The Los Angeles Police Department, in a move to reform its intelligence-gathering activities, says it has destroyed nearly two million secret files it kept on Los Angeles citizens and organizations over the last 50 years.
The National Aeronautics and Space Administration has invited scientists to propose experiments for a new, unmanned Moon‐orbiting spacecraft, the first American moon mission since the end of the Apollo project in 1972. According to preliminary plans, the mission would be launched in June, 1980, and would run at least one year. It would be aimed primarily at mapping the moon’s chemical composition and its gravity field. The mission would be called the Lunar Polar Orbiter. Scientists have urged for several years that such a mission be the next logical step in the exploration of the moon.

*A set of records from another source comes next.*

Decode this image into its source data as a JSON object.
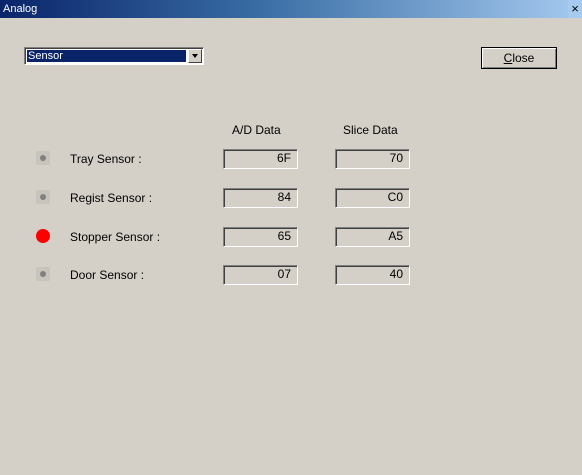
{
  "window": {
    "title": "Analog",
    "close_glyph": "×"
  },
  "selector": {
    "selected": "Sensor"
  },
  "close_button": {
    "label_mnemonic": "C",
    "label_rest": "lose"
  },
  "columns": {
    "ad": "A/D Data",
    "slice": "Slice Data"
  },
  "sensors": [
    {
      "label": "Tray Sensor :",
      "ad": "6F",
      "slice": "70",
      "active": false
    },
    {
      "label": "Regist Sensor :",
      "ad": "84",
      "slice": "C0",
      "active": false
    },
    {
      "label": "Stopper Sensor :",
      "ad": "65",
      "slice": "A5",
      "active": true
    },
    {
      "label": "Door Sensor :",
      "ad": "07",
      "slice": "40",
      "active": false
    }
  ],
  "colors": {
    "active": "#ff0000",
    "inactive": "#808080"
  }
}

The project grew out of a 1972 post‐Apollo study of the Lunar Science Institute in Houston.
[Ed: Government indifference led to the cancellation of the polar orbiter. A similar mission, called Clementine, was finally flown in 1992, and gave the first hint that water might exist in useful quantities at the lunar poles.]
Josephine Baker, the American dancer and singer who became one of France’s most famous music hall stars, died in Paris at the age of 68. She suffered a stroke Thursday, four days after opening a new revue celebrating her 50 years as an entertainer.
Major League Baseball:
At Yankee Stadium, the Tigers do all their scoring in the 7th to beat the Yankees, 7–1. Starter Pat Dobson surrenders a homer to Bill Freehan and a grand slam to Nate Colbert.
Boston Red Sox 3, Baltimore Orioles 2
Chicago White Sox 3, California Angels 4
Montreal Expos 3, Chicago Cubs 6
Los Angeles Dodgers 5, Houston Astros 7
Minnesota Twins 1, Kansas City Royals 2
Cleveland Indians 5, Milwaukee Brewers 6
Detroit Tigers 7, New York Yankees 2
St. Louis Cardinals 7, Philadelphia Phillies 5
Cincinnati Reds 2, San Diego Padres 3
Atlanta Braves 7, San Francisco Giants 4
Oakland Athletics 5, Texas Rangers 4
Born:
Angel Rubio, NFL defensive end (Arizona Cardinals), in Los Angeles, California.
Marcie Alberts, WNBA guard (Cleveland Rockers), in Wooster, Ohio.
Died:
Josephine Baker, 68, African-American dancer, who attained fame in France and then worldwide, actress, and civil rights activist, dies of a cerebral hemorrhage.